Etiology and Pathogenesis[edit]
The exact cause of cutaneous myxoma is not well understood. It is believed to be sporadic in most cases, although some may be associated with genetic syndromes such as Carney Complex, a condition characterized by multiple myxomas, skin pigmentation abnormalities, and endocrine overactivity. The pathogenesis involves the proliferation of stellate or spindle-shaped cells within a myxoid stroma, which is rich in hyaluronic acid.
Clinical Features[edit]
Cutaneous myxoma presents as a solitary, slow-growing, painless, and soft to rubbery nodule. The overlying skin is usually normal in appearance. Lesions are typically less than 2 cm in diameter but can vary in size. Due to their benign nature, cutaneous myxomas do not metastasize but can recur if not completely excised.
Diagnosis[edit]
The diagnosis of cutaneous myxoma is primarily based on histopathological examination of the excised lesion. Imaging studies are not typically required but may be used to assess the extent of larger or deeper lesions.
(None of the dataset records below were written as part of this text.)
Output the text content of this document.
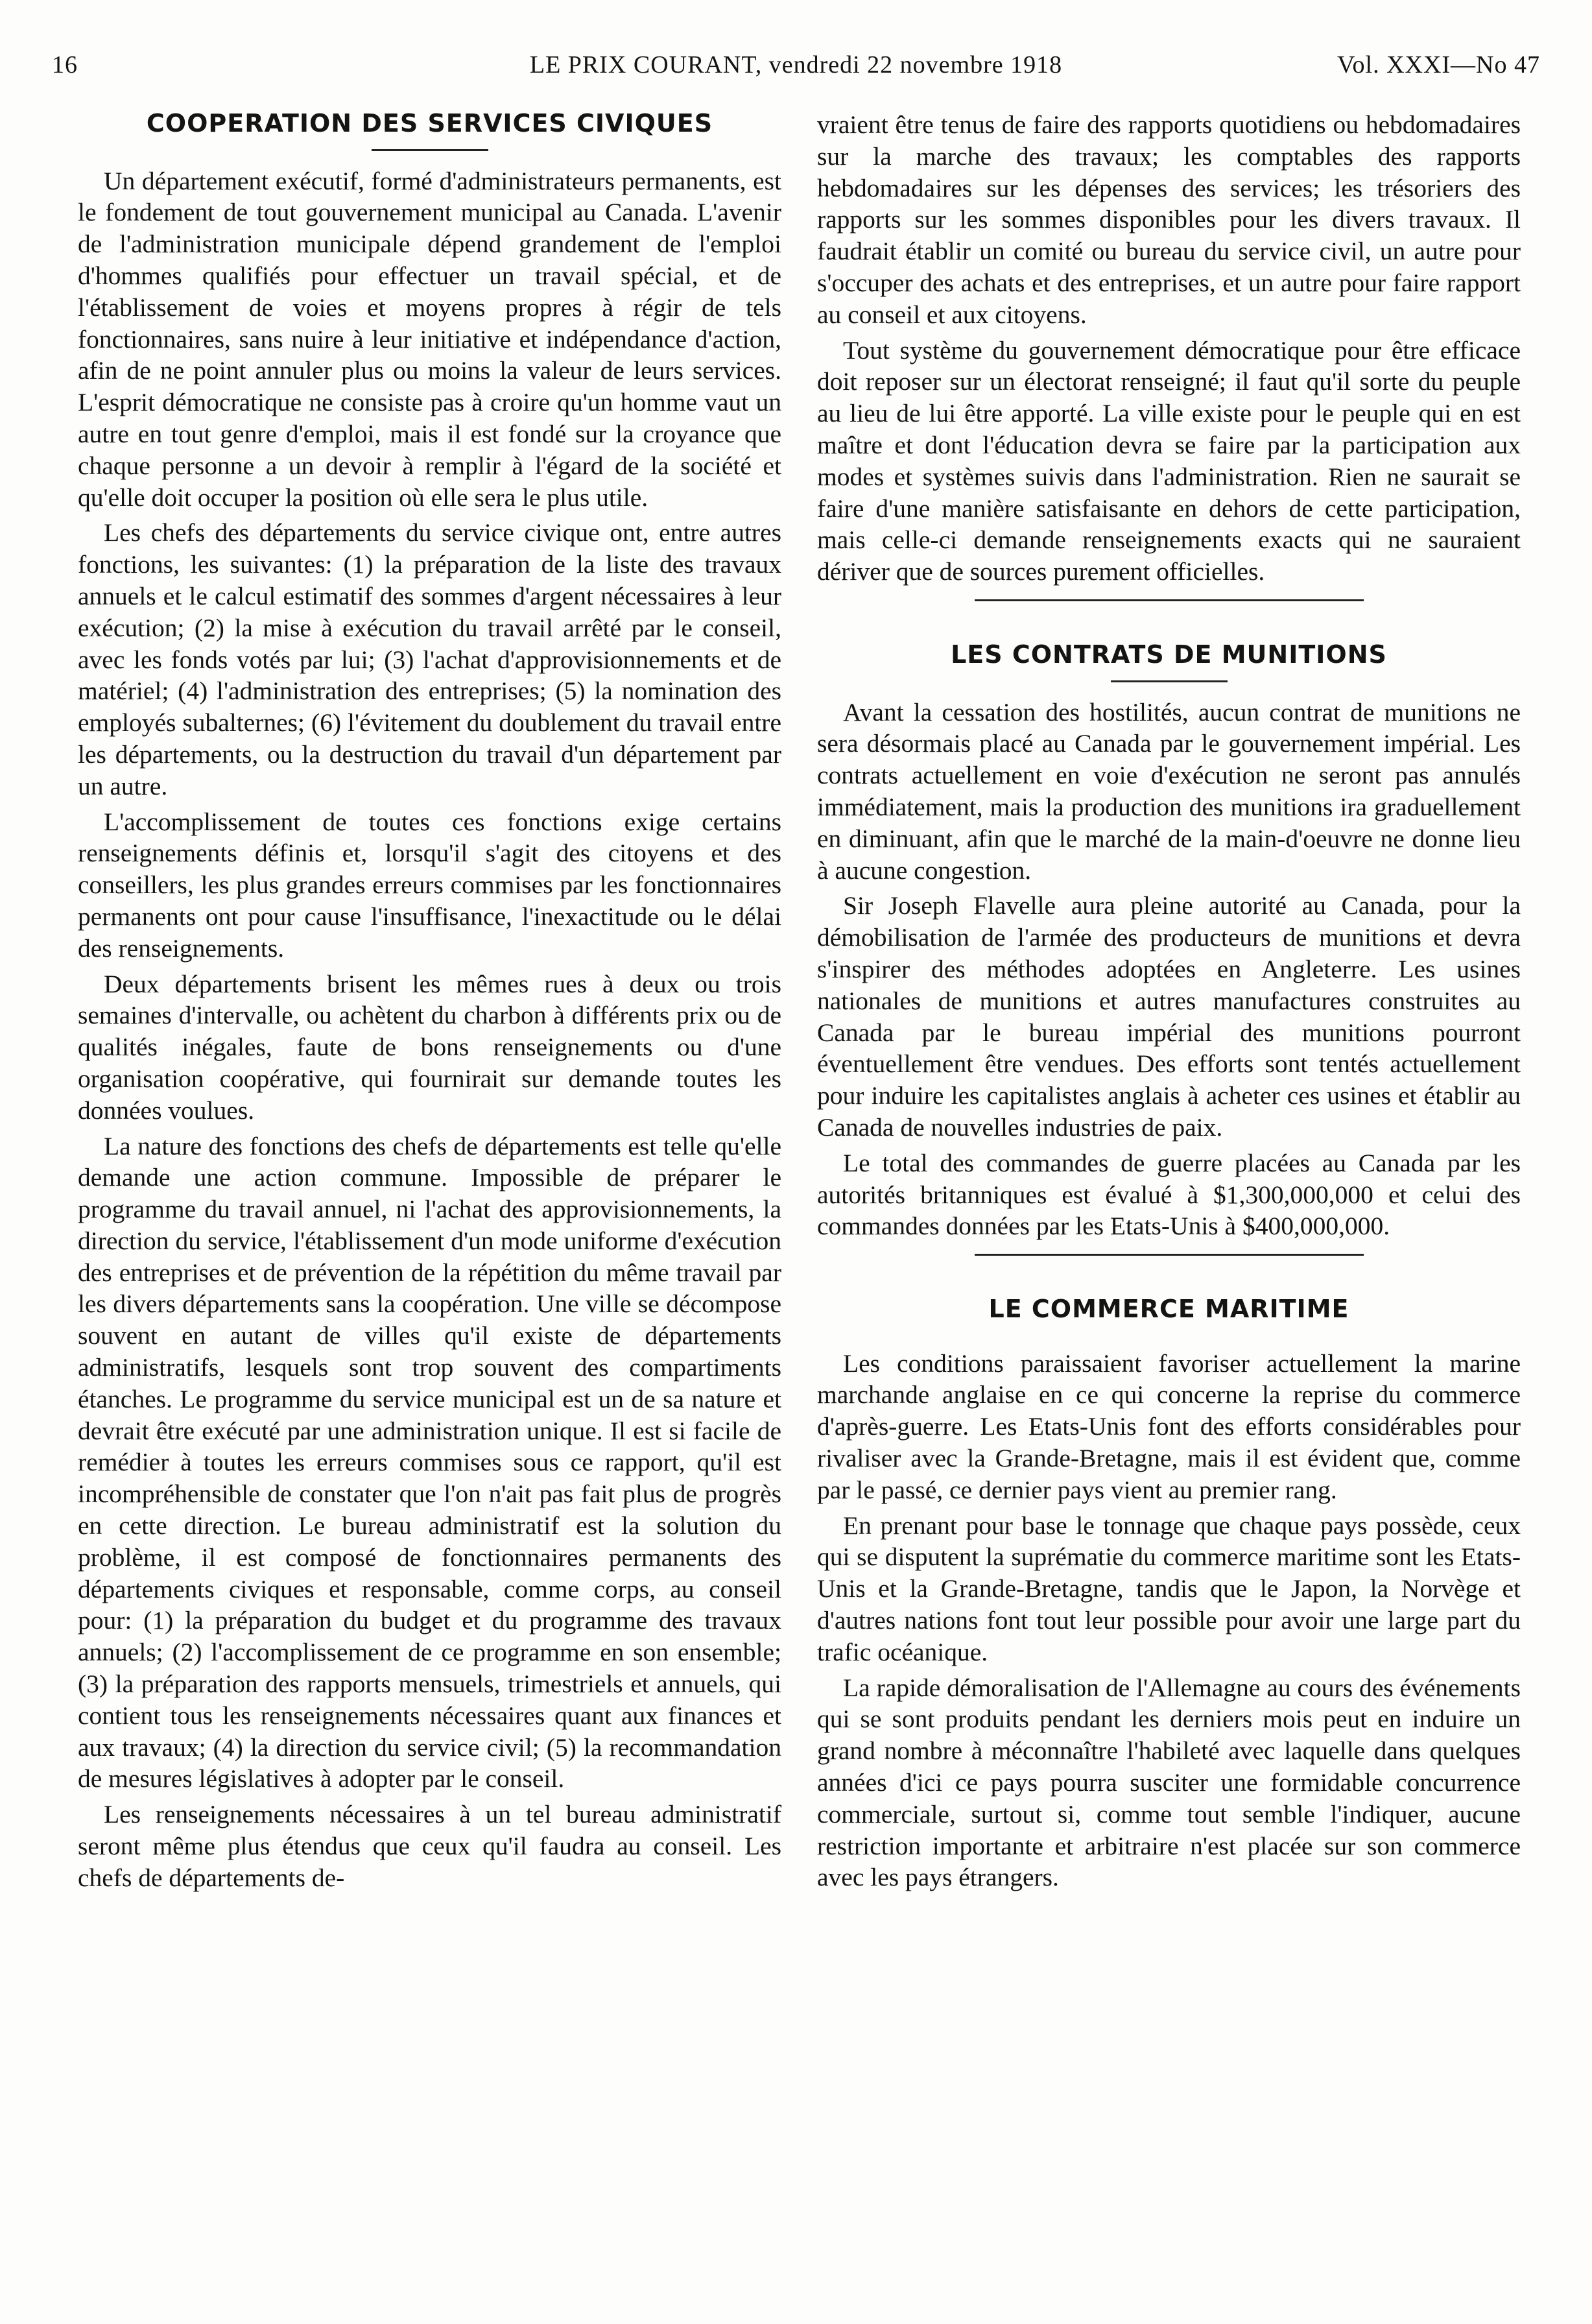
16	LE PRIX COURANT, vendredi 22 novembre 1918	Vol. XXXI—No 47
COOPERATION DES SERVICES CIVIQUES

Un département exécutif, formé d'administrateurs permanents, est le fondement de tout gouvernement municipal au Canada. L'avenir de l'administration municipale dépend grandement de l'emploi d'hommes qualifiés pour effectuer un travail spécial, et de l'établissement de voies et moyens propres à régir de tels fonctionnaires, sans nuire à leur initiative et indépendance d'action, afin de ne point annuler plus ou moins la valeur de leurs services. L'esprit démocratique ne consiste pas à croire qu'un homme vaut un autre en tout genre d'emploi, mais il est fondé sur la croyance que chaque personne a un devoir à remplir à l'égard de la société et qu'elle doit occuper la position où elle sera le plus utile.

Les chefs des départements du service civique ont, entre autres fonctions, les suivantes: (1) la préparation de la liste des travaux annuels et le calcul estimatif des sommes d'argent nécessaires à leur exécution; (2) la mise à exécution du travail arrêté par le conseil, avec les fonds votés par lui; (3) l'achat d'approvisionnements et de matériel; (4) l'administration des entreprises; (5) la nomination des employés subalternes; (6) l'évitement du doublement du travail entre les départements, ou la destruction du travail d'un département par un autre.

L'accomplissement de toutes ces fonctions exige certains renseignements définis et, lorsqu'il s'agit des citoyens et des conseillers, les plus grandes erreurs commises par les fonctionnaires permanents ont pour cause l'insuffisance, l'inexactitude ou le délai des renseignements.

Deux départements brisent les mêmes rues à deux ou trois semaines d'intervalle, ou achètent du charbon à différents prix ou de qualités inégales, faute de bons renseignements ou d'une organisation coopérative, qui fournirait sur demande toutes les données voulues.

La nature des fonctions des chefs de départements est telle qu'elle demande une action commune. Impossible de préparer le programme du travail annuel, ni l'achat des approvisionnements, la direction du service, l'établissement d'un mode uniforme d'exécution des entreprises et de prévention de la répétition du même travail par les divers départements sans la coopération. Une ville se décompose souvent en autant de villes qu'il existe de départements administratifs, lesquels sont trop souvent des compartiments étanches. Le programme du service municipal est un de sa nature et devrait être exécuté par une administration unique. Il est si facile de remédier à toutes les erreurs commises sous ce rapport, qu'il est incompréhensible de constater que l'on n'ait pas fait plus de progrès en cette direction. Le bureau administratif est la solution du problème, il est composé de fonctionnaires permanents des départements civiques et responsable, comme corps, au conseil pour: (1) la préparation du budget et du programme des travaux annuels; (2) l'accomplissement de ce programme en son ensemble; (3) la préparation des rapports mensuels, trimestriels et annuels, qui contient tous les renseignements nécessaires quant aux finances et aux travaux; (4) la direction du service civil; (5) la recommandation de mesures législatives à adopter par le conseil.

Les renseignements nécessaires à un tel bureau administratif seront même plus étendus que ceux qu'il faudra au conseil. Les chefs de départements de-

vraient être tenus de faire des rapports quotidiens ou hebdomadaires sur la marche des travaux; les comptables des rapports hebdomadaires sur les dépenses des services; les trésoriers des rapports sur les sommes disponibles pour les divers travaux. Il faudrait établir un comité ou bureau du service civil, un autre pour s'occuper des achats et des entreprises, et un autre pour faire rapport au conseil et aux citoyens.

Tout système du gouvernement démocratique pour être efficace doit reposer sur un électorat renseigné; il faut qu'il sorte du peuple au lieu de lui être apporté. La ville existe pour le peuple qui en est maître et dont l'éducation devra se faire par la participation aux modes et systèmes suivis dans l'administration. Rien ne saurait se faire d'une manière satisfaisante en dehors de cette participation, mais celle-ci demande renseignements exacts qui ne sauraient dériver que de sources purement officielles.

LES CONTRATS DE MUNITIONS

Avant la cessation des hostilités, aucun contrat de munitions ne sera désormais placé au Canada par le gouvernement impérial. Les contrats actuellement en voie d'exécution ne seront pas annulés immédiatement, mais la production des munitions ira graduellement en diminuant, afin que le marché de la main-d'oeuvre ne donne lieu à aucune congestion.

Sir Joseph Flavelle aura pleine autorité au Canada, pour la démobilisation de l'armée des producteurs de munitions et devra s'inspirer des méthodes adoptées en Angleterre. Les usines nationales de munitions et autres manufactures construites au Canada par le bureau impérial des munitions pourront éventuellement être vendues. Des efforts sont tentés actuellement pour induire les capitalistes anglais à acheter ces usines et établir au Canada de nouvelles industries de paix.

Le total des commandes de guerre placées au Canada par les autorités britanniques est évalué à $1,300,000,000 et celui des commandes données par les Etats-Unis à $400,000,000.

LE COMMERCE MARITIME

Les conditions paraissaient favoriser actuellement la marine marchande anglaise en ce qui concerne la reprise du commerce d'après-guerre. Les Etats-Unis font des efforts considérables pour rivaliser avec la Grande-Bretagne, mais il est évident que, comme par le passé, ce dernier pays vient au premier rang.

En prenant pour base le tonnage que chaque pays possède, ceux qui se disputent la suprématie du commerce maritime sont les Etats-Unis et la Grande-Bretagne, tandis que le Japon, la Norvège et d'autres nations font tout leur possible pour avoir une large part du trafic océanique.

La rapide démoralisation de l'Allemagne au cours des événements qui se sont produits pendant les derniers mois peut en induire un grand nombre à méconnaître l'habileté avec laquelle dans quelques années d'ici ce pays pourra susciter une formidable concurrence commerciale, surtout si, comme tout semble l'indiquer, aucune restriction importante et arbitraire n'est placée sur son commerce avec les pays étrangers.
Histologically, cutaneous myxomas are characterized by a loose, myxoid stroma with scattered spindle-shaped cells and a variable amount of collagen fibers.
Treatment[edit]
The treatment of choice for cutaneous myxoma is complete surgical excision with clear margins to prevent recurrence. There is no role for chemotherapy or radiation therapy in the treatment of these benign tumors. Follow-up is recommended to monitor for recurrence, especially in cases associated with syndromes that predispose to multiple myxomas.
Prognosis[edit]
The prognosis for cutaneous myxoma is excellent, with complete excision being curative in most cases. Recurrence is rare but can occur, particularly if the excision is incomplete.
Epidemiology[edit]
Cutaneous myxoma is a rare condition, and its exact incidence is unknown. It can occur at any age but is most commonly diagnosed in adults. There is no clear gender predilection.
Differential Diagnosis[edit]
The differential diagnosis for cutaneous myxoma includes other soft tissue tumors such as neurofibroma, lipoma, and dermatofibroma. Histopathological examination is essential for accurate diagnosis.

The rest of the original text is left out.